I don't understand your objection at all. They clearly break out "Gross Bookings", which is the total of all fares, from "Net Revenue", which is the amount that goes to Uber after paying drivers. The income statement is very clear in that respect.
Bookings would certainly be a key financial metric... and would certainly belong on a financial statement since the funds transit Uber's books before being distributed to 3rd parties.
Transaction volume is an important metric for tracking the growth of the business, but it is not revenue.
The fact that the funds go through Uber's account has nothing to do with it.
See Uber's terms of service:
"with respect to Third Party Providers, Charges you incur will be owed directly to Third Party Providers, and Uber will collect payment of those charges from you, on the Third Party Provider’s behalf as their limited payment collection agent"
Bookings are not revenue, which is why Uber can't call them revenue, but then wtf is "Contra Revenue" and how does Bookings - Contra Revenue = Net Revenue?

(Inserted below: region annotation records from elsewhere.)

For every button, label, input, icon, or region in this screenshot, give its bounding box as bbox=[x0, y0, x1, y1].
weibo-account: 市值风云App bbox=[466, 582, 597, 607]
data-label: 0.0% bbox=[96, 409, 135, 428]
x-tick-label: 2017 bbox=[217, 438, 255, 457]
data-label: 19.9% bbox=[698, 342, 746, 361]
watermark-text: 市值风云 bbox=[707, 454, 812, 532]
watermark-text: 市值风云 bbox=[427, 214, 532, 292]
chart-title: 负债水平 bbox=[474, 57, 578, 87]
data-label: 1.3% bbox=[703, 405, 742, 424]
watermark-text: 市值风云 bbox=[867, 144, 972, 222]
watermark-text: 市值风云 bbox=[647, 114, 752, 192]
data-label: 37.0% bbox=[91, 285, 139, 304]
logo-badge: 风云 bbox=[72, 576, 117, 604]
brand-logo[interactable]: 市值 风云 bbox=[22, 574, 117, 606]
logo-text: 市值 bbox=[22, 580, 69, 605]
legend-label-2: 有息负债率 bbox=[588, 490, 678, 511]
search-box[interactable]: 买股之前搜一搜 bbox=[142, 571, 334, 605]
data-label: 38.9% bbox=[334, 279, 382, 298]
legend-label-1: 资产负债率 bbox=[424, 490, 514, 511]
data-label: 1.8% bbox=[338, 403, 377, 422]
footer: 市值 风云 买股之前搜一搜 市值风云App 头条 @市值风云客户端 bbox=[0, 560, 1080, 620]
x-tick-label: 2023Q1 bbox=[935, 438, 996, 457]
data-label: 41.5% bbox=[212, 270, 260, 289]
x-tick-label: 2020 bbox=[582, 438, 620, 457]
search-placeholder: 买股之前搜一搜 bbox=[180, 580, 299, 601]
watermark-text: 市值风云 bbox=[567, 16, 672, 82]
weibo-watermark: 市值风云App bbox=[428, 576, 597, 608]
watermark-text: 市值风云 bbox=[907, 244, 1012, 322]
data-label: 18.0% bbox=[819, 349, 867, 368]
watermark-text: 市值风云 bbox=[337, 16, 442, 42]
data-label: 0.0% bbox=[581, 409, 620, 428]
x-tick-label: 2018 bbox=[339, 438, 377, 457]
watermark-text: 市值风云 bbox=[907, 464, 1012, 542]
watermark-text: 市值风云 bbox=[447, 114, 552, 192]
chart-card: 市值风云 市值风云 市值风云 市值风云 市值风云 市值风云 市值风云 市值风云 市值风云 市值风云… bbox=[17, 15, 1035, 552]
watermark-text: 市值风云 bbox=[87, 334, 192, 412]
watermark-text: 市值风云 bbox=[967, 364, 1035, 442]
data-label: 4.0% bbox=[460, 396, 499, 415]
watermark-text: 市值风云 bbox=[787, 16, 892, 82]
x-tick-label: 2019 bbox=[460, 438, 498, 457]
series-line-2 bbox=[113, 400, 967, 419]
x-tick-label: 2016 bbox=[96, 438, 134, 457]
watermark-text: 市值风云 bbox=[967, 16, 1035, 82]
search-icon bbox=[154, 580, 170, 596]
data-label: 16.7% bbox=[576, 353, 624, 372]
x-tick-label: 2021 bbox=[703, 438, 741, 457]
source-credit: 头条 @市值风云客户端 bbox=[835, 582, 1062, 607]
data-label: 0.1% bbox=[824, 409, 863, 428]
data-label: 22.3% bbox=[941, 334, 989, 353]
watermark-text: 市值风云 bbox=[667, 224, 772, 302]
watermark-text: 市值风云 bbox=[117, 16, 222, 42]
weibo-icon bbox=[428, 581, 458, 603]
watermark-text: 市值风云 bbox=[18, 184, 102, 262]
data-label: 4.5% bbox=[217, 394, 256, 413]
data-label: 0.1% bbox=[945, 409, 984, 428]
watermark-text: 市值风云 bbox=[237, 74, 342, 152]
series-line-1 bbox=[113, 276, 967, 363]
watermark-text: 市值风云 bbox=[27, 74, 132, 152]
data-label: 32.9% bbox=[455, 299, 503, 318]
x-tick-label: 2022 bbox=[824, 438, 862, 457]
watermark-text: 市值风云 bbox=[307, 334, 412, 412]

You may think this, but coming from an analogous business I can say virtually all "middlemen" market-making companies (think online travel agents like Booking.com or Expedia) track like this: start at the top with Gross Bookings, then make a bunch of deductions to Net Revenue. And in truth it gives a more accurate picture of the business, because the "Take Rate", that is Net Revenue/Gross Bookings, is an important metric in and of itself.
I think you are confusing the data presented by WSJ with an audited SEC financial report. Uber didn't make anything public - this is just data they presented, privately, to their investors who obviously know the difference. I mean, this data was leaked to WSJ.